UK – River Ouseburn Diverted as Part of £7 Million Newcastle Flood Scheme

The Environment Agency in England has announced that the River Ouseburn has been diverted as part of a major scheme to tackle flooding in Brunton Park, Newcastle.

Northumbrian Water and the Environment Agency began the £7 million joint flood reduction scheme in October 2014.

Paul Davison, Northumbrian Water’s project manager, said:

“We know that being flooded is a truly awful experience for our customers and reducing the risk of flooding to homes and businesses is our top priority.

“It is the first time that Northumbrian Water has worked on a scheme which has involved creating a section of new river channel so that the current channel can be used for storage. This is an innovative and creative solution which will enable us to manage surface water in the natural environment.”

The Brunton Park scheme will reduce the risk of flooding to more than 100 properties in Mitford Gardens, Princes Close, Fairway Close, Princes Road, Waterbury Road and Clayworth Road.

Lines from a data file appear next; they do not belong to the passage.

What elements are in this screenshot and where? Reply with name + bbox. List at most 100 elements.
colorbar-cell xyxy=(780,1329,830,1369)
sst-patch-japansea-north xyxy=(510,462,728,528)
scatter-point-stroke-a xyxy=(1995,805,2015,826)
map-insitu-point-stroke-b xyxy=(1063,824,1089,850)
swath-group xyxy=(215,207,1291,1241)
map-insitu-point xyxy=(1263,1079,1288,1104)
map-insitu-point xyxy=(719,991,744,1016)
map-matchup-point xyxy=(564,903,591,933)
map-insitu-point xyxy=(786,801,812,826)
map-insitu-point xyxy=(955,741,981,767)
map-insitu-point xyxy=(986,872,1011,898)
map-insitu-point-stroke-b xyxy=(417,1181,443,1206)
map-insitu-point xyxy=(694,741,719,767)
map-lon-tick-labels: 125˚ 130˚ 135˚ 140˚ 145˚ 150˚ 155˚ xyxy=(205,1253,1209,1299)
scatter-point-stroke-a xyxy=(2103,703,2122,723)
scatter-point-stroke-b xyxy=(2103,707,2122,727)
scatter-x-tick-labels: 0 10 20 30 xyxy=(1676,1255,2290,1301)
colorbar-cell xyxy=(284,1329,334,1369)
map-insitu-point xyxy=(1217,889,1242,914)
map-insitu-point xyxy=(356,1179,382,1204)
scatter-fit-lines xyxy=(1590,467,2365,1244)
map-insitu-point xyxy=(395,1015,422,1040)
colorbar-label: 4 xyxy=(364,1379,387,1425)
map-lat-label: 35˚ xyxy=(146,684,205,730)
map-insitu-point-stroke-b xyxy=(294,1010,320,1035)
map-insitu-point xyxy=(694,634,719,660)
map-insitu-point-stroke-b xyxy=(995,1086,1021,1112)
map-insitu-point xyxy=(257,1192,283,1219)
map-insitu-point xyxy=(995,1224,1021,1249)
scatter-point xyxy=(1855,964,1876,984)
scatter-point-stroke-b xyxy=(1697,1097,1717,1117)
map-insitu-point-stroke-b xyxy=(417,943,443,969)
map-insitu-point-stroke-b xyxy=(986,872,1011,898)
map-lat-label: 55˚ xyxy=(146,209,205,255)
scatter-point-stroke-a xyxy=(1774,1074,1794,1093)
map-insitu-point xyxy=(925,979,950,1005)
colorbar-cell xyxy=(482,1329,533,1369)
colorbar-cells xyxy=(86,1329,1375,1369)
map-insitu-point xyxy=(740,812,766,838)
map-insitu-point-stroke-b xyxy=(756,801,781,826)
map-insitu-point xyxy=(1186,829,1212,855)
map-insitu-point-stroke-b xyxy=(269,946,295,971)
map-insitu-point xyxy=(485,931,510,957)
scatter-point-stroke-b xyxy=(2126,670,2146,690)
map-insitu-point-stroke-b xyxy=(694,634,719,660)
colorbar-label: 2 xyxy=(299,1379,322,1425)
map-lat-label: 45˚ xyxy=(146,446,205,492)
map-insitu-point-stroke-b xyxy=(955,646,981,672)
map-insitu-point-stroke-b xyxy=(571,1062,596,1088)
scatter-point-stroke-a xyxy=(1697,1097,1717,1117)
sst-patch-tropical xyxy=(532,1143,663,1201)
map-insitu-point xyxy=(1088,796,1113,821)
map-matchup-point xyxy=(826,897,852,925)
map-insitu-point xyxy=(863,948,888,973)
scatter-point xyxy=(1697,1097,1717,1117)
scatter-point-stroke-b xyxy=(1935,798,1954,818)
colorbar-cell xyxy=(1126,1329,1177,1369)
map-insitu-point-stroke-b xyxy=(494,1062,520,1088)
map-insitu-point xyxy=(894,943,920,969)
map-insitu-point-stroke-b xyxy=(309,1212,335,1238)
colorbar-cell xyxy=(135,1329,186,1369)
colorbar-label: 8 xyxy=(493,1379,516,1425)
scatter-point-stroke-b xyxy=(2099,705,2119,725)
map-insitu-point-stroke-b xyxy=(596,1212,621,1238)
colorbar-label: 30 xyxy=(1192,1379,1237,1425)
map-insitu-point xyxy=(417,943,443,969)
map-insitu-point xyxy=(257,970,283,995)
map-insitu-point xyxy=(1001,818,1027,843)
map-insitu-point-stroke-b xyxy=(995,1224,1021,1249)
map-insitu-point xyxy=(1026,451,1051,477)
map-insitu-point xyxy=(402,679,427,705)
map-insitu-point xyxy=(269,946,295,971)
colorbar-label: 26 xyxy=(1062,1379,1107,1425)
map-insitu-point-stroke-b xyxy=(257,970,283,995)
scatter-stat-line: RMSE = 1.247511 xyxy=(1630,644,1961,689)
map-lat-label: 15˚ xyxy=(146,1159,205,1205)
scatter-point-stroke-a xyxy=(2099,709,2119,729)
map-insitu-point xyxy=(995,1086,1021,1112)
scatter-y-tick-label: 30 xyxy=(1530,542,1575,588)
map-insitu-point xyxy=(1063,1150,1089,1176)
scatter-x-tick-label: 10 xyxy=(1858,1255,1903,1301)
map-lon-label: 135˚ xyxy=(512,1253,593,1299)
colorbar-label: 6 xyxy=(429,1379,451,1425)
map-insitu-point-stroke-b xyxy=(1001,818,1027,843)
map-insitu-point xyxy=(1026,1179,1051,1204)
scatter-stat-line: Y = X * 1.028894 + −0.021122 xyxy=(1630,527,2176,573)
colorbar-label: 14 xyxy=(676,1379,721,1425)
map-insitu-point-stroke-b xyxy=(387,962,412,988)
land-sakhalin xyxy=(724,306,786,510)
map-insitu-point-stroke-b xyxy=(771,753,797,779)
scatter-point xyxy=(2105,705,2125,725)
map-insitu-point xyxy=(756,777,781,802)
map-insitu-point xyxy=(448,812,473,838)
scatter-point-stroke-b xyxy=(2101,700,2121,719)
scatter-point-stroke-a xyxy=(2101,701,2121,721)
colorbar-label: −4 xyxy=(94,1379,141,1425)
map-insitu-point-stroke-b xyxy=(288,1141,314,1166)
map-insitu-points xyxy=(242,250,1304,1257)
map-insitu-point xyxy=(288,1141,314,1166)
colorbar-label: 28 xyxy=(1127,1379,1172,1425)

Environment Agency Flood Risk Manager for the North East, Phil Welton, said:

“Diverting the river channel further west into the golf course is a major part of this vital scheme to protect homes in Brunton Park, and turning the flow from the old channel to new marks a key moment.

“This project is a great example of how working in partnership brings integrated and sustainable solutions to life, achieving better outcomes for local residents and ensuring projects are delivered with better value for money.”

Work has involved installing 380 metres of new river channel to divert the flow of the Ouseburn from the estate, constructing 650 metres of flood defences (walls and earth embankment) using the current section of Ouseburn river channel and a new storage basin to drain and store more than seven million litres of surface water.

It’s also included installing two kilometres of new sewer pipe and a new storage tank, which will hold up to 450,000 litres of water.

The newly created river channel and storage basin, known as SuDS (sustainable urban drainage system), will also create additional water dependent habitat for wildlife, and a Kingfisher nest and perch will be installed.

Remaining work, which will be completed in July, will involve completing the construction of the flood defence embankment and walls; diversion and construction of surface water outfalls which will discharge surface water from the sewer network into the SuDS basin; creation of the storage basin alongside the existing river channel and reinstatement and landscaping work.